Sunday, November 23, 2008

Citigroup Rescue....#*@&%bank

To boost investor confidence in Citigroup the government unveiled a bold plan Sunday, including taking a $20 billion stake in the firm as well as guaranteeing hundreds of billions($306,000,000,000) of dollars in risky assets. The move, announced jointly by the Treasury Department, the Federal Reserve and the Federal Deposit Insurance Corp., is aimed at shoring up a huge financial institution whose collapse would wreak havoc on the already crippled financial system and the U.S. economy.

Does this shore up confidence? It sure makes in obvious that those in charge of putting band-aides on bullet-holes can't see past their own nose. What has happened between tonight and a few weeks back when the government invested the previous $25 billion in Citigroup? How many more weeks will it be before the government offers Citigroup another $25 billion or so. They all better go on an expensive retreat and think about it.

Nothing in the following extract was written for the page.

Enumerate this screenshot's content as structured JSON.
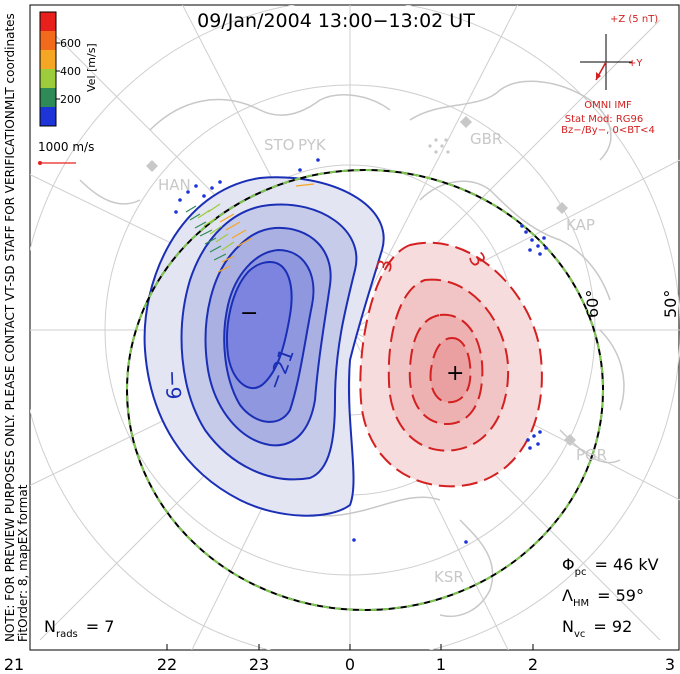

Maybe they(WE) have to do this, maybe we don't, but why didn't these geniuses see this coming a few weeks back. They actually thought that $25billion was enough a few weeks back. After injecting nearly $300 billion of capital into financial institutions, federal officials now appear to be willing to absorb bad assets, on a targeted basis, from specific institutions. This will not be the last attempt to save sinking ships. In addition to $2 trillion in assets it has on its balance sheet, Citi has another $1.23 trillion in entities that aren't reflected there, according to reports. Some of those assets are tied to mortgages, and investors have worried they could cause heavy losses if they are brought back on the company's books. It doesn't only have fleas, it has ticks and the mange.

Citigroup(shitibank)---click to enlarge

If we as tax payers are going to fund a distressed equities hedge fund, how can we now not bail out the auto industry? This mess with Citi is going to cost a lot more than the money Detroit is asking for. If we are going to invest in failing banks and other troubled and burdened industries, where does it stop? Where do we draw the line? We sure better be investing in companies that offer some growth to offset the boat-anchors we own preferred stock in currently. We will not get preferred stock in solar and new fuel cell companies that the government is going to surely offer tax incentives to jump start that industry. We will not get preferred stock in the infrastructure companies that will most likely get business as the federal government attempts to restart the economy with spending. These last two will at least create jobs and give some people some benefit. Tying up $351 billion in Shitibank isn't the best investment. With the additional 1.2 trillion in assets currently off its books, we will be throwing more money into this fire in 6 weeks time.

Link to terms of the "deal".

Fed Pledges $7.4 Trillion To Ease Frozen Credit.
That is equal to $24,000 for every U.S. citizen and 9 times the Iraq war. Scary.